2. The flash memory structure of claim 1, wherein the concave structure comprises two grooves having a U-shaped or V-shaped profile.

3. The flash memory structure of claim 2, wherein the two grooves are separated by a protrusion.

4. The flash memory structure of claim 1, wherein the carrier-trapping region comprises a dielectric stack positioned in the concave structure.

5. The flash memory structure of claim 4, wherein the dielectric stack comprises:

a first oxide layer positioned on the surface of the semiconductor substrate;

a nitride block positioned on the surface of the first oxide layer and in the concave structure; and

a second oxide layer covering the first oxide layer and the nitride block.

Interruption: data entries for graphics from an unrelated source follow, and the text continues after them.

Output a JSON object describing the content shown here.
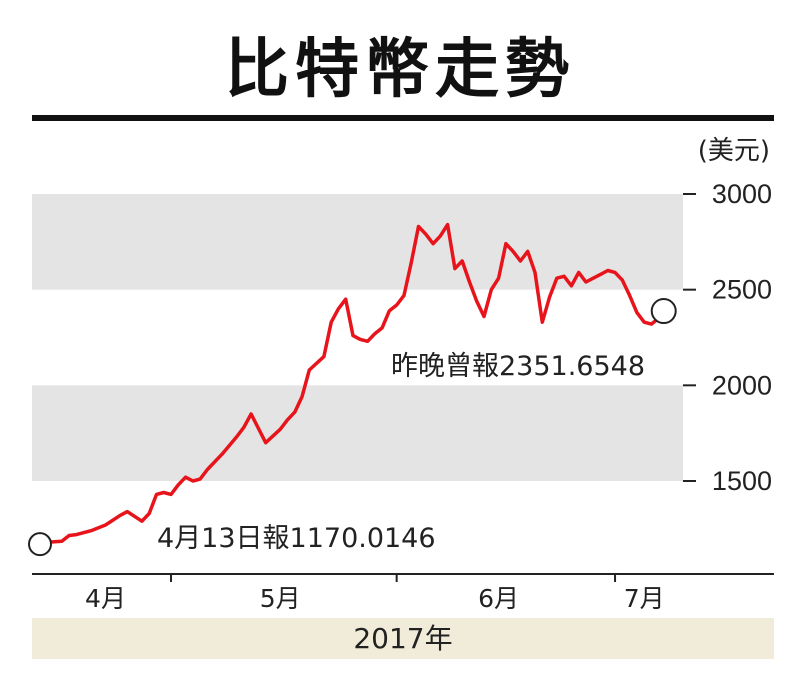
{
  "chart_data": {
    "type": "line",
    "title": "比特幣走勢",
    "unit": "(美元)",
    "year_label": "2017年",
    "ylim": [
      1000,
      3000
    ],
    "yticks": [
      3000,
      2500,
      2000,
      1500
    ],
    "ytick_labels": [
      "3000",
      "2500",
      "2000",
      "1500"
    ],
    "bands": [
      [
        2500,
        3000
      ],
      [
        1500,
        2000
      ]
    ],
    "xlim": [
      "2017-04-13",
      "2017-07-08"
    ],
    "month_ticks": [
      "2017-05-01",
      "2017-06-01",
      "2017-07-01"
    ],
    "month_labels": [
      {
        "text": "4月",
        "date": "2017-04-22"
      },
      {
        "text": "5月",
        "date": "2017-05-16"
      },
      {
        "text": "6月",
        "date": "2017-06-15"
      },
      {
        "text": "7月",
        "date": "2017-07-05"
      }
    ],
    "series": [
      {
        "color": "#e8141b",
        "x": [
          "2017-04-13",
          "2017-04-14",
          "2017-04-16",
          "2017-04-17",
          "2017-04-18",
          "2017-04-20",
          "2017-04-22",
          "2017-04-24",
          "2017-04-25",
          "2017-04-27",
          "2017-04-28",
          "2017-04-29",
          "2017-04-30",
          "2017-05-01",
          "2017-05-02",
          "2017-05-03",
          "2017-05-04",
          "2017-05-05",
          "2017-05-06",
          "2017-05-08",
          "2017-05-10",
          "2017-05-11",
          "2017-05-12",
          "2017-05-14",
          "2017-05-16",
          "2017-05-17",
          "2017-05-18",
          "2017-05-19",
          "2017-05-20",
          "2017-05-22",
          "2017-05-23",
          "2017-05-24",
          "2017-05-25",
          "2017-05-26",
          "2017-05-27",
          "2017-05-28",
          "2017-05-29",
          "2017-05-30",
          "2017-05-31",
          "2017-06-01",
          "2017-06-02",
          "2017-06-03",
          "2017-06-04",
          "2017-06-05",
          "2017-06-06",
          "2017-06-07",
          "2017-06-08",
          "2017-06-09",
          "2017-06-10",
          "2017-06-11",
          "2017-06-12",
          "2017-06-13",
          "2017-06-14",
          "2017-06-15",
          "2017-06-16",
          "2017-06-17",
          "2017-06-18",
          "2017-06-19",
          "2017-06-20",
          "2017-06-21",
          "2017-06-22",
          "2017-06-23",
          "2017-06-24",
          "2017-06-25",
          "2017-06-26",
          "2017-06-27",
          "2017-06-28",
          "2017-06-29",
          "2017-06-30",
          "2017-07-01",
          "2017-07-02",
          "2017-07-03",
          "2017-07-04",
          "2017-07-05",
          "2017-07-06",
          "2017-07-07"
        ],
        "values": [
          1170,
          1180,
          1185,
          1215,
          1220,
          1240,
          1270,
          1320,
          1340,
          1290,
          1330,
          1430,
          1440,
          1430,
          1480,
          1520,
          1500,
          1510,
          1560,
          1640,
          1730,
          1780,
          1850,
          1700,
          1770,
          1820,
          1860,
          1940,
          2080,
          2150,
          2330,
          2400,
          2450,
          2260,
          2240,
          2230,
          2270,
          2300,
          2390,
          2420,
          2470,
          2640,
          2830,
          2790,
          2740,
          2780,
          2840,
          2610,
          2650,
          2540,
          2440,
          2360,
          2500,
          2560,
          2740,
          2700,
          2650,
          2700,
          2590,
          2330,
          2460,
          2560,
          2570,
          2520,
          2590,
          2540,
          2560,
          2580,
          2600,
          2590,
          2550,
          2470,
          2380,
          2330,
          2320,
          2351.6548
        ]
      }
    ],
    "annotations": [
      {
        "text": "4月13日報1170.0146",
        "x": "2017-04-13",
        "y": 1170.0146
      },
      {
        "text": "昨晚曾報2351.6548",
        "x": "2017-07-07",
        "y": 2351.6548
      }
    ]
  }
}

6. The flash memory structure of claim 1, wherein the semiconductor substrate is a silicon substrate, and the concave structure has an inclined plane with (111) orientation of the silicon substrate.

7. The flash memory structure of claim 1, wherein the semiconductor substrate is a silicon substrate, and the concave structure has a bottom plane with (100) orientation of the silicon substrate.

8. The flash memory structure of claim 1, wherein the two first doped regions are used as a source electrode and a drain electrode.

9. The flash memory structure of claim 1, wherein the concave structure is a U-shaped or V-shaped groove.

10. The flash memory structure of claim 9, further comprising:

a second doped region positioned in the semiconductor substrate and below the V-shaped groove; and

a dielectric stack positioned at least on the surface of the V-shaped groove, wherein the dielectric stack includes the carrier-trapping region having a plurality of trapping sites.

11. The flash memory structure of claim 10, wherein the dielectric stack comprises:

a first oxide layer positioned on the surface of the semiconductor substrate;

a nitride layer positioned on the surface of the first oxide layer, wherein the trapping sites are positioned in the nitride layer; and

a second oxide layer positioned on the surface of the nitride layer.

12. The flash memory structure of claim 10, wherein the dielectric stack comprises:

a first oxide layer positioned on the surface of the semiconductor substrate;

a first nitride layer positioned on the surface of the first oxide layer; and

a silicon-containing layer positioned on the surface of the first nitride layer, wherein the trapping sites are positioned in the silicon-containing layer made of polysilicon or silicon germanium;

a second nitride layer positioned on the surface of the silicon-containing layer; and

a second oxide layer positioned on the surface of the second nitride layer.

13. The flash memory structure of claim 10, wherein the dielectric stack comprises:

an oxide layer positioned on the surface of the semiconductor substrate;

a nitride layer positioned on the surface of the oxide layer;

a plurality of nanocrystals serving as the trapping sites positioned on the surface of the nitride layer; and

a cover layer made of silicon oxide or silicon nitride covering the nanocrystals and the nitride layer.

14. The flash memory structure of claim 13, wherein the nanocrystals are made of material selected from the group consisting of silicon, silicon germanium, metal, alloy of metal, and silicide.

15. The flash memory structure of claim 10, wherein the semiconductor substrate is a (100)-oriented silicon substrate, and the V-shaped groove has inclined surface planes with (111) orientation.

16. The flash memory structure of claim 10, wherein the second doped region is used as a drain electrode.

17. The flash memory structure of claim 10, wherein the two first doped regions are used as source electrodes.

18. The flash memory structure of claim 10, wherein the conductive layer is used as a gate electrode.

19. The flash memory structure of claim 10, further comprising a third doped region positioned in the semiconductor substrate, between the two first doped regions, and below the V-shaped groove.